LLM-enriched samples
--
Stratified across all three populations
Verification agreement
--
Among comparable answers, GPT-4o-mini agrees with model's α=0 answer
Mean persuasiveness
--
Context convincingness (1–5 scale)
Knowledge override hypothesis: if R→C samples score high on "model knows the answer" and the context is not unusually persuasive, then H-neuron scaling is genuinely overriding knowledge. If instead the knowledge ratings are low or the contexts are highly persuasive, the mechanism is more about resolving genuine uncertainty than overriding settled beliefs.
Safety reading

What the swing characterization means for H-neuron safety claims

1

Knowledge override is real but bounded

68.1% of swing samples (94/138) show genuine R→C transitions. These are cases where the model had the right answer and lost it to H-neuron scaling. That is a concrete safety concern, but it applies to 94 of 1,000 total samples, not the whole benchmark.

2

Not all scaling is harmful

23.2% of swing samples (32/138) show C→R transitions where the model was initially wrong and H-neuron scaling helped it recover. This is the counterpoint: the same mechanism that overrides knowledge in some cases resolves uncertainty in others.

3

Single-model, single-benchmark caveat

All findings are from Gemma 3 4B on FaithEval only.

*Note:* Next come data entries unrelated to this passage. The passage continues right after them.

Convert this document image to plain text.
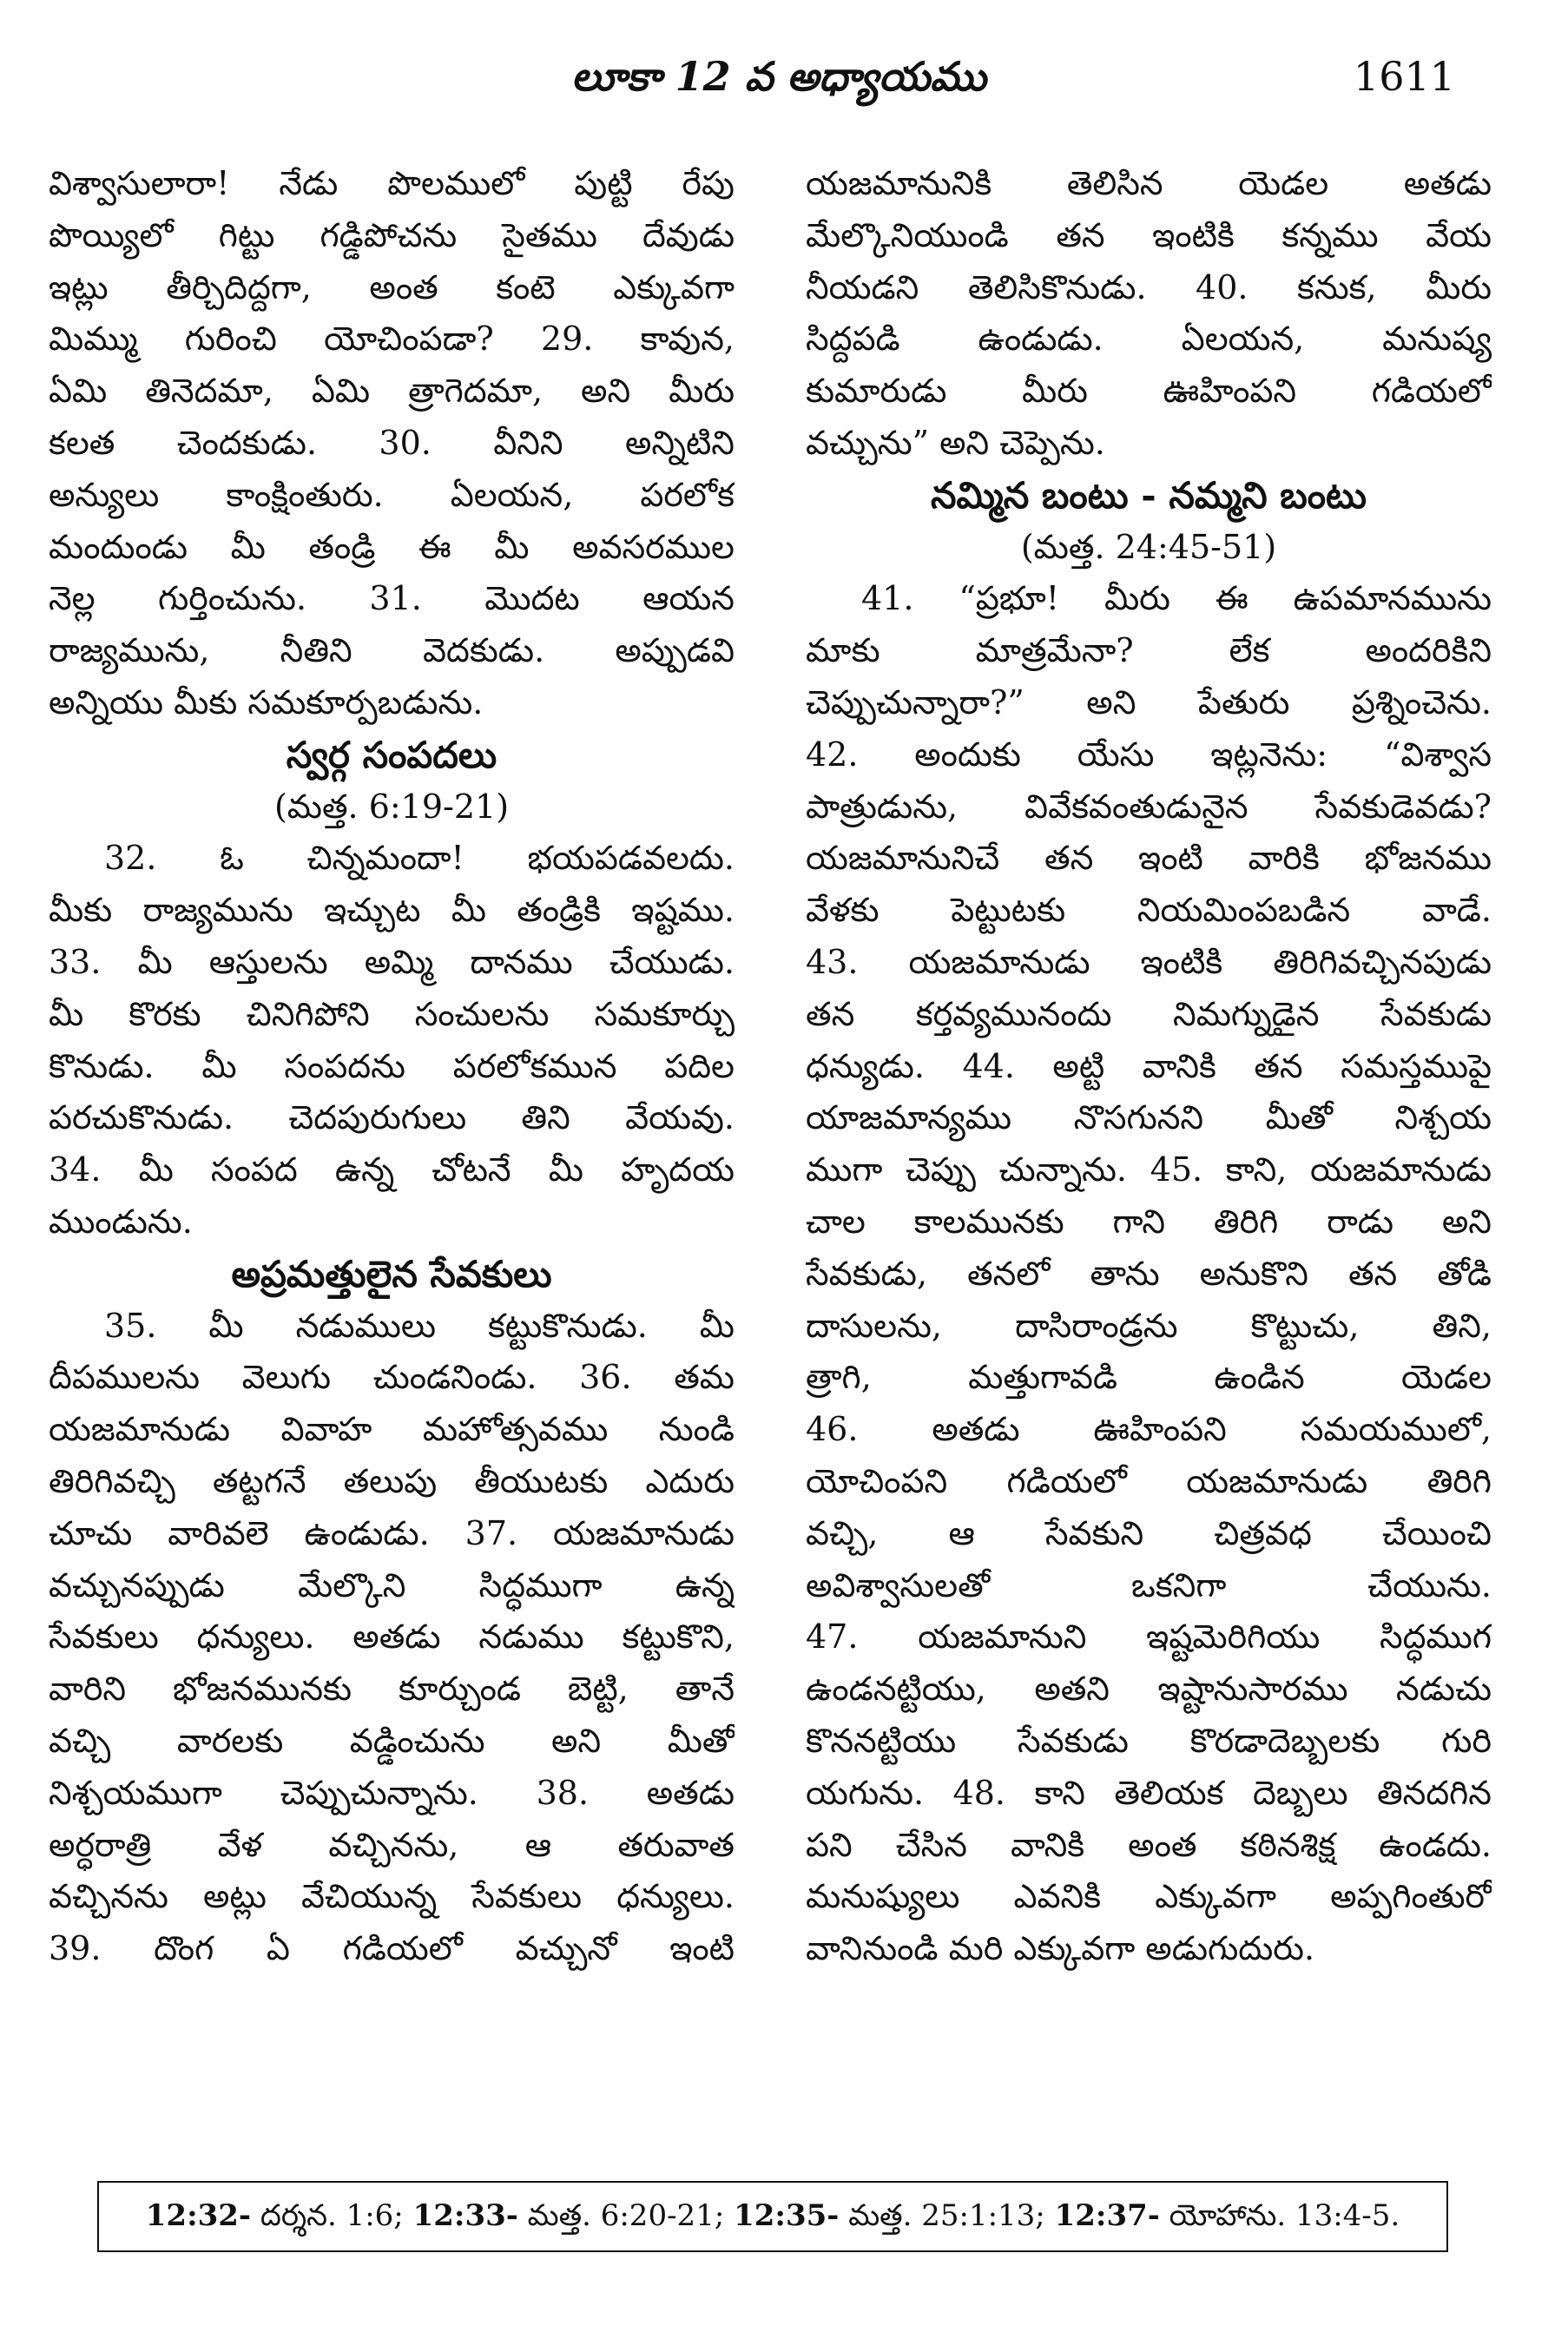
లూకా 12 వ అధ్యాయము	1611
విశ్వాసులారా! నేడు పొలములో పుట్టి రేపు
పొయ్యిలో గిట్టు గడ్డిపోచను సైతము దేవుడు
ఇట్లు తీర్చిదిద్దగా, అంత కంటె ఎక్కువగా
మిమ్ము గురించి యోచింపడా? 29. కావున,
ఏమి తినెదమా, ఏమి త్రాగెదమా, అని మీరు
కలత చెందకుడు. 30. వీనిని అన్నిటిని
అన్యులు కాంక్షింతురు. ఏలయన, పరలోక
మందుండు మీ తండ్రి ఈ మీ అవసరముల
నెల్ల గుర్తించును. 31. మొదట ఆయన
రాజ్యమును, నీతిని వెదకుడు. అప్పుడవి
అన్నియు మీకు సమకూర్పబడును.
స్వర్గ సంపదలు
(మత్త. 6:19-21)
32. ఓ చిన్నమందా! భయపడవలదు.
మీకు రాజ్యమును ఇచ్చుట మీ తండ్రికి ఇష్టము.
33. మీ ఆస్తులను అమ్మి దానము చేయుడు.
మీ కొరకు చినిగిపోని సంచులను సమకూర్చు
కొనుడు. మీ సంపదను పరలోకమున పదిల
పరచుకొనుడు. చెదపురుగులు తిని వేయవు.
34. మీ సంపద ఉన్న చోటనే మీ హృదయ
ముండును.
అప్రమత్తులైన సేవకులు
35. మీ నడుములు కట్టుకొనుడు. మీ
దీపములను వెలుగు చుండనిండు. 36. తమ
యజమానుడు వివాహ మహోత్సవము నుండి
తిరిగివచ్చి తట్టగనే తలుపు తీయుటకు ఎదురు
చూచు వారివలె ఉండుడు. 37. యజమానుడు
వచ్చునప్పుడు మేల్కొని సిద్ధముగా ఉన్న
సేవకులు ధన్యులు. అతడు నడుము కట్టుకొని,
వారిని భోజనమునకు కూర్చుండ బెట్టి, తానే
వచ్చి వారలకు వడ్డించును అని మీతో
నిశ్చయముగా చెప్పుచున్నాను. 38. అతడు
అర్ధరాత్రి వేళ వచ్చినను, ఆ తరువాత
వచ్చినను అట్లు వేచియున్న సేవకులు ధన్యులు.
39. దొంగ ఏ గడియలో వచ్చునో ఇంటి
యజమానునికి తెలిసిన యెడల అతడు
మేల్కొనియుండి తన ఇంటికి కన్నము వేయ
నీయడని తెలిసికొనుడు. 40. కనుక, మీరు
సిద్దపడి ఉండుడు. ఏలయన, మనుష్య
కుమారుడు మీరు ఊహింపని గడియలో
వచ్చును” అని చెప్పెను.
నమ్మిన బంటు - నమ్మని బంటు
(మత్త. 24:45-51)
41. “ప్రభూ! మీరు ఈ ఉపమానమును
మాకు మాత్రమేనా? లేక అందరికిని
చెప్పుచున్నారా?” అని పేతురు ప్రశ్నించెను.
42. అందుకు యేసు ఇట్లనెను: “విశ్వాస
పాత్రుడును, వివేకవంతుడునైన సేవకుడెవడు?
యజమానునిచే తన ఇంటి వారికి భోజనము
వేళకు పెట్టుటకు నియమింపబడిన వాడే.
43. యజమానుడు ఇంటికి తిరిగివచ్చినపుడు
తన కర్తవ్యమునందు నిమగ్నుడైన సేవకుడు
ధన్యుడు. 44. అట్టి వానికి తన సమస్తముపై
యాజమాన్యము నొసగునని మీతో నిశ్చయ
ముగా చెప్పు చున్నాను. 45. కాని, యజమానుడు
చాల కాలమునకు గాని తిరిగి రాడు అని
సేవకుడు, తనలో తాను అనుకొని తన తోడి
దాసులను, దాసిరాండ్రను కొట్టుచు, తిని,
త్రాగి, మత్తుగావడి ఉండిన యెడల
46. అతడు ఊహింపని సమయములో,
యోచింపని గడియలో యజమానుడు తిరిగి
వచ్చి, ఆ సేవకుని చిత్రవధ చేయించి
అవిశ్వాసులతో ఒకనిగా చేయును.
47. యజమానుని ఇష్టమెరిగియు సిద్ధముగ
ఉండనట్టియు, అతని ఇష్టానుసారము నడుచు
కొననట్టియు సేవకుడు కొరడాదెబ్బలకు గురి
యగును. 48. కాని తెలియక దెబ్బలు తినదగిన
పని చేసిన వానికి అంత కఠినశిక్ష ఉండదు.
మనుష్యులు ఎవనికి ఎక్కువగా అప్పగింతురో
వానినుండి మరి ఎక్కువగా అడుగుదురు.
12:32- దర్శన. 1:6; 12:33- మత్త. 6:20-21; 12:35- మత్త. 25:1:13; 12:37- యోహాను. 13:4-5.
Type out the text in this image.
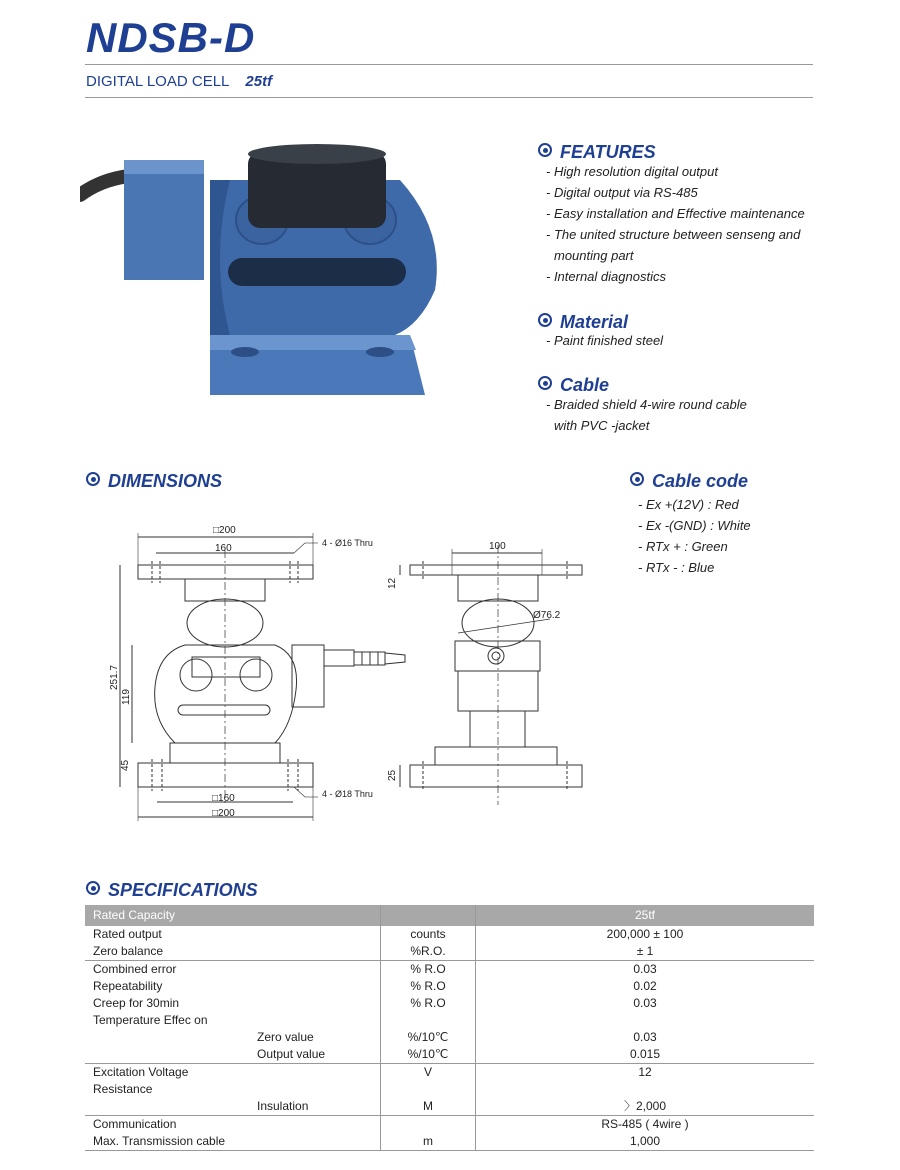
NDSB-D
DIGITAL LOAD CELL 25tf
FEATURES
- High resolution digital output
- Digital output via RS-485
- Easy installation and Effective maintenance
- The united structure between senseng and
mounting part
- Internal diagnostics
Material
- Paint finished steel
Cable
- Braided shield 4-wire round cable
with PVC -jacket
DIMENSIONS	Cable code
- Ex +(12V) : Red
- Ex -(GND) : White
- RTx + : Green
- RTx - : Blue
□200
160	4 - Ø16 Thru
251.7
119
45
□160
□200
4 - Ø18 Thru
100
12
Ø76.2
25
SPECIFICATIONS
Rated Capacity		25tf
Rated output	counts	200,000 ± 100
Zero balance	%R.O.	± 1
Combined error	% R.O	0.03
Repeatability	% R.O	0.02
Creep for 30min	% R.O	0.03
Temperature Effec on		
Zero value	%/10℃	0.03
Output value	%/10℃	0.015
Excitation Voltage	V	12
Resistance		
Insulation	M	〉2,000
Communication		RS-485 ( 4wire )
Max. Transmission cable	m	1,000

The 68/23 split could differ on other models, benchmarks, or domains. Cross-model replication is the natural next step before making strong deployment claims.

Bottom line: H-neuron scaling is not a clean safety dial. It is a mechanism that mostly overrides genuine knowledge (alarming) but sometimes resolves uncertainty (helpful), and it only affects a minority of samples. The safety concern is real but should be stated with the appropriate scope: 94 samples out of 1,000, on one model, on one benchmark.